Related in this section: Table Aliases · PostgreSQL INNER JOIN · PostgreSQL LEFT JOIN

Frequently Asked Questions

What is the difference between INNER JOIN and LEFT JOIN in PostgreSQL?
INNER JOIN returns only rows where the ON condition matches in both tables — rows with no counterpart are excluded entirely. LEFT JOIN returns every row from the left table regardless of whether a matching row exists on the right; columns from the right table are NULL when there is no match. Use INNER JOIN for strict relational lookups and LEFT JOIN when you need to preserve every record from the primary table.
Does JOIN lock the tables being joined?
A SELECT with a JOIN acquires AccessShareLock on each table, which is the least restrictive lock in PostgreSQL. It does not block concurrent reads or writes. Only data-modification joins (UPDATE ... FROM, DELETE ... USING) acquire stronger locks on the target table.
What is the USING clause in a PostgreSQL JOIN?
USING (column_name) is a shorthand for ON t1.column = t2.column when both tables share the same column name for the join key. PostgreSQL outputs that column only once in the result instead of twice. It is slightly more concise than ON but less explicit about which table each side comes from.
How does PostgreSQL handle NULLs in join conditions?
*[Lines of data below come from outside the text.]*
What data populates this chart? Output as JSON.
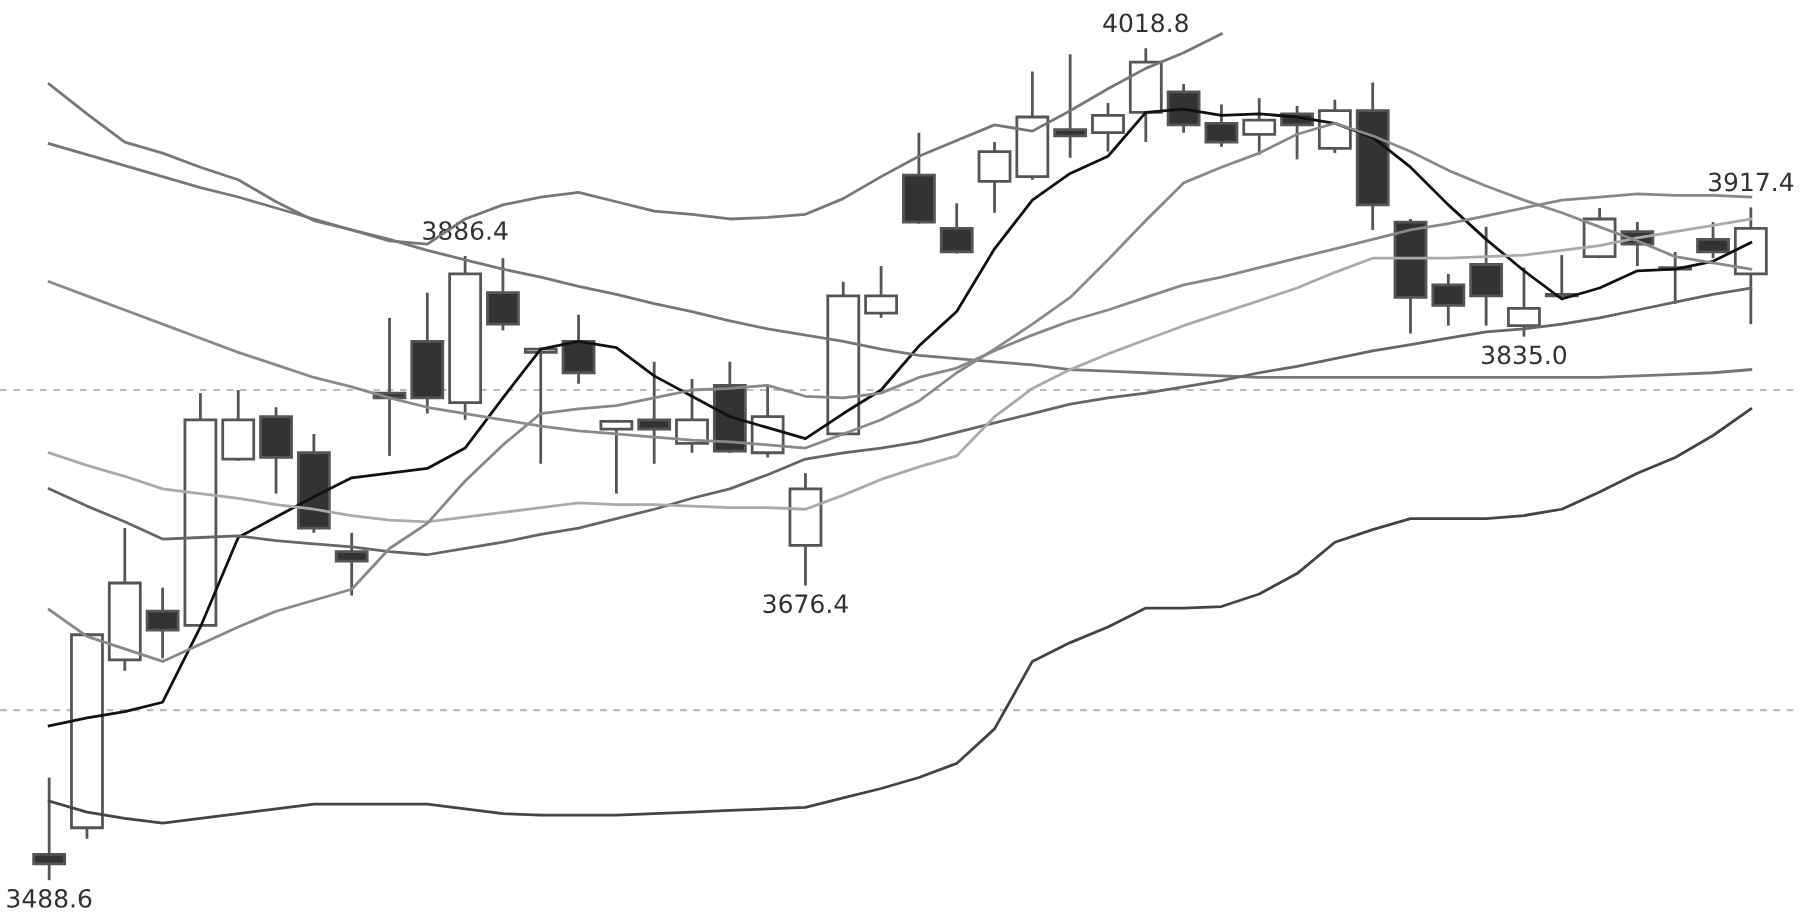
{
  "chart_data": {
    "type": "candlestick",
    "categories": [
      null,
      null,
      null,
      null,
      null,
      null,
      null,
      null,
      null,
      null,
      null,
      null,
      null,
      null,
      null,
      null,
      null,
      null,
      null,
      null,
      null,
      null,
      null,
      null,
      null,
      null,
      null,
      null,
      null,
      null,
      null,
      null,
      null,
      null,
      null,
      null,
      null,
      null,
      null,
      null,
      null,
      null,
      null,
      null,
      null,
      null
    ],
    "ohlc": [
      [
        3505,
        3554,
        3488.6,
        3499
      ],
      [
        3522,
        3646,
        3515,
        3645
      ],
      [
        3629,
        3713,
        3622,
        3678
      ],
      [
        3660,
        3675,
        3630,
        3648
      ],
      [
        3651,
        3799,
        3650,
        3782
      ],
      [
        3757,
        3801,
        3756,
        3782
      ],
      [
        3784,
        3790,
        3735,
        3758
      ],
      [
        3761,
        3773,
        3710,
        3713
      ],
      [
        3698,
        3710,
        3670,
        3692
      ],
      [
        3799,
        3847,
        3759,
        3796
      ],
      [
        3832,
        3863,
        3786,
        3796
      ],
      [
        3793,
        3886.4,
        3782,
        3875
      ],
      [
        3863,
        3885,
        3839,
        3843
      ],
      [
        3825,
        3828,
        3754,
        3827
      ],
      [
        3832,
        3849,
        3805,
        3812
      ],
      [
        3776,
        3782,
        3735,
        3781
      ],
      [
        3782,
        3819,
        3754,
        3776
      ],
      [
        3767,
        3808,
        3761,
        3782
      ],
      [
        3804,
        3819,
        3761,
        3762
      ],
      [
        3761,
        3804,
        3758,
        3784
      ],
      [
        3702,
        3748,
        3676.4,
        3738
      ],
      [
        3773,
        3870,
        3772,
        3861
      ],
      [
        3850,
        3880,
        3847,
        3861
      ],
      [
        3938,
        3965,
        3907,
        3908
      ],
      [
        3904,
        3920,
        3888,
        3889
      ],
      [
        3934,
        3959,
        3914,
        3953
      ],
      [
        3937,
        4004,
        3935,
        3975
      ],
      [
        3967,
        4015,
        3949,
        3963
      ],
      [
        3965,
        3984,
        3953,
        3976
      ],
      [
        3978,
        4018.8,
        3959,
        4010
      ],
      [
        3991,
        3996,
        3965,
        3970
      ],
      [
        3971,
        3983,
        3956,
        3959
      ],
      [
        3964,
        3987,
        3951,
        3973
      ],
      [
        3977,
        3982,
        3948,
        3970
      ],
      [
        3955,
        3986,
        3952,
        3979
      ],
      [
        3979,
        3997,
        3903,
        3919
      ],
      [
        3908,
        3910,
        3837,
        3860
      ],
      [
        3868,
        3875,
        3842,
        3855
      ],
      [
        3881,
        3905,
        3842,
        3861
      ],
      [
        3842,
        3879,
        3835.0,
        3853
      ],
      [
        3861,
        3887,
        3860,
        3862
      ],
      [
        3886,
        3917,
        3885,
        3910
      ],
      [
        3902,
        3908,
        3880,
        3894
      ],
      [
        3879,
        3889,
        3856,
        3878
      ],
      [
        3897,
        3908,
        3885,
        3889
      ],
      [
        3875,
        3917.4,
        3843,
        3904
      ]
    ],
    "colors": [
      "#333333",
      "#ffffff",
      "#ffffff",
      "#333333",
      "#ffffff",
      "#ffffff",
      "#333333",
      "#333333",
      "#333333",
      "#333333",
      "#333333",
      "#ffffff",
      "#333333",
      "#ffffff",
      "#333333",
      "#ffffff",
      "#333333",
      "#ffffff",
      "#333333",
      "#ffffff",
      "#ffffff",
      "#ffffff",
      "#ffffff",
      "#333333",
      "#333333",
      "#ffffff",
      "#ffffff",
      "#333333",
      "#ffffff",
      "#ffffff",
      "#333333",
      "#333333",
      "#ffffff",
      "#333333",
      "#ffffff",
      "#333333",
      "#333333",
      "#333333",
      "#333333",
      "#ffffff",
      "#ffffff",
      "#ffffff",
      "#333333",
      "#333333",
      "#333333",
      "#ffffff"
    ],
    "series": [
      {
        "type": "line",
        "color": "#111111",
        "values": [
          3587,
          3592,
          3596,
          3602,
          3650,
          3707,
          3720,
          3733,
          3745,
          3748,
          3751,
          3764,
          3796,
          3827,
          3832,
          3828,
          3810,
          3797,
          3784,
          3777,
          3770,
          3786,
          3801,
          3829,
          3851,
          3891,
          3922,
          3939,
          3950,
          3978,
          3980,
          3976,
          3977,
          3975,
          3971,
          3962,
          3943,
          3919,
          3897,
          3877,
          3859,
          3866,
          3877,
          3878,
          3883,
          3895
        ]
      },
      {
        "type": "line",
        "color": "#777777",
        "values": [
          3996,
          3977,
          3959,
          3952,
          3943,
          3935,
          3921,
          3909,
          3903,
          3896,
          3894,
          3910,
          3919,
          3924,
          3927,
          3921,
          3915,
          3913,
          3910,
          3911,
          3913,
          3923,
          3937,
          3950,
          3960,
          3970,
          3966,
          3979,
          3993,
          4006,
          4016,
          4028,
          null,
          null,
          null,
          null,
          null,
          null,
          null,
          null,
          null,
          null,
          null,
          null,
          null,
          null
        ]
      },
      {
        "type": "line",
        "color": "#777777",
        "values": [
          3958,
          3951,
          3944,
          3937,
          3930,
          3924,
          3917,
          3910,
          3903,
          3897,
          3890,
          3884,
          3878,
          3873,
          3867,
          3862,
          3856,
          3851,
          3845,
          3840,
          3836,
          3832,
          3827,
          3823,
          3821,
          3819,
          3817,
          3814,
          3813,
          3812,
          3811,
          3810,
          3809,
          3809,
          3809,
          3809,
          3809,
          3809,
          3809,
          3809,
          3809,
          3809,
          3810,
          3811,
          3812,
          3814
        ]
      },
      {
        "type": "line",
        "color": "#444444",
        "values": [
          3539,
          3532,
          3528,
          3525,
          3528,
          3531,
          3534,
          3537,
          3537,
          3537,
          3537,
          3534,
          3531,
          3530,
          3530,
          3530,
          3531,
          3532,
          3533,
          3534,
          3535,
          3541,
          3547,
          3554,
          3563,
          3585,
          3628,
          3640,
          3650,
          3662,
          3662,
          3663,
          3671,
          3684,
          3704,
          3712,
          3719,
          3719,
          3719,
          3721,
          3725,
          3736,
          3748,
          3758,
          3772,
          3789
        ]
      },
      {
        "type": "line",
        "color": "#666666",
        "values": [
          3738,
          3727,
          3717,
          3706,
          3707,
          3708,
          3705,
          3703,
          3701,
          3698,
          3696,
          3700,
          3704,
          3709,
          3713,
          3719,
          3725,
          3732,
          3738,
          3747,
          3757,
          3761,
          3764,
          3768,
          3774,
          3780,
          3786,
          3792,
          3796,
          3799,
          3803,
          3807,
          3812,
          3816,
          3821,
          3826,
          3830,
          3834,
          3838,
          3840,
          3843,
          3847,
          3852,
          3857,
          3862,
          3866
        ]
      },
      {
        "type": "line",
        "color": "#aaaaaa",
        "values": [
          3761,
          3753,
          3746,
          3738,
          3735,
          3732,
          3728,
          3725,
          3721,
          3718,
          3717,
          3720,
          3723,
          3726,
          3729,
          3728,
          3728,
          3727,
          3726,
          3726,
          3725,
          3734,
          3744,
          3752,
          3759,
          3784,
          3802,
          3814,
          3824,
          3833,
          3842,
          3850,
          3858,
          3866,
          3876,
          3885,
          3885,
          3885,
          3886,
          3887,
          3890,
          3893,
          3898,
          3902,
          3906,
          3910
        ]
      },
      {
        "type": "line",
        "color": "#888888",
        "values": [
          3661,
          3644,
          3636,
          3628,
          3639,
          3650,
          3660,
          3667,
          3674,
          3700,
          3716,
          3743,
          3766,
          3786,
          3789,
          3791,
          3796,
          3801,
          3802,
          3804,
          3797,
          3796,
          3799,
          3809,
          3815,
          3826,
          3836,
          3845,
          3852,
          3860,
          3868,
          3873,
          3879,
          3885,
          3891,
          3897,
          3903,
          3907,
          3912,
          3917,
          3922,
          3924,
          3926,
          3925,
          3925,
          3924
        ]
      },
      {
        "type": "line",
        "color": "#8a8a8a",
        "values": [
          3870,
          3861,
          3852,
          3843,
          3834,
          3825,
          3817,
          3809,
          3803,
          3796,
          3790,
          3786,
          3782,
          3778,
          3775,
          3773,
          3771,
          3769,
          3768,
          3766,
          3764,
          3773,
          3782,
          3794,
          3812,
          3827,
          3843,
          3860,
          3884,
          3909,
          3933,
          3943,
          3952,
          3964,
          3971,
          3963,
          3953,
          3941,
          3931,
          3922,
          3914,
          3905,
          3896,
          3886,
          3882,
          3878
        ]
      }
    ],
    "tick_labels": false,
    "ref_lines": [
      {
        "axis": "y",
        "value": 3801,
        "color": "#bbbbbb",
        "line_style": "dashed"
      },
      {
        "axis": "y",
        "value": 3597,
        "color": "#bbbbbb",
        "line_style": "dashed"
      }
    ],
    "annotations": [
      {
        "text": "4018.8",
        "y": 4018.8
      },
      {
        "text": "3886.4",
        "y": 3886.4
      },
      {
        "text": "3676.4",
        "y": 3676.4
      },
      {
        "text": "3835.0",
        "y": 3835.0
      },
      {
        "text": "3917.4",
        "y": 3917.4
      },
      {
        "text": "3488.6",
        "y": 3488.6
      }
    ]
  }
}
NULL values never satisfy equality in join conditions — NULL = NULL evaluates to NULL, not TRUE. This means rows with NULL in the join column are excluded from INNER JOINs. In a LEFT JOIN, rows from the left table with NULL in the join column are still included, with right-side columns set to NULL. Use IS NOT DISTINCT FROM if you intentionally want NULL to match NULL.
What is the safest way to write joins in production PostgreSQL?
Always index the join columns (especially foreign keys), use explicit column aliases rather than SELECT *, qualify all column references with a table alias to avoid ambiguity, and run EXPLAIN ANALYZE to verify the join strategy the planner chose. For large tables, prefer HASH JOIN-friendly queries and keep statistics up to date with ANALYZE.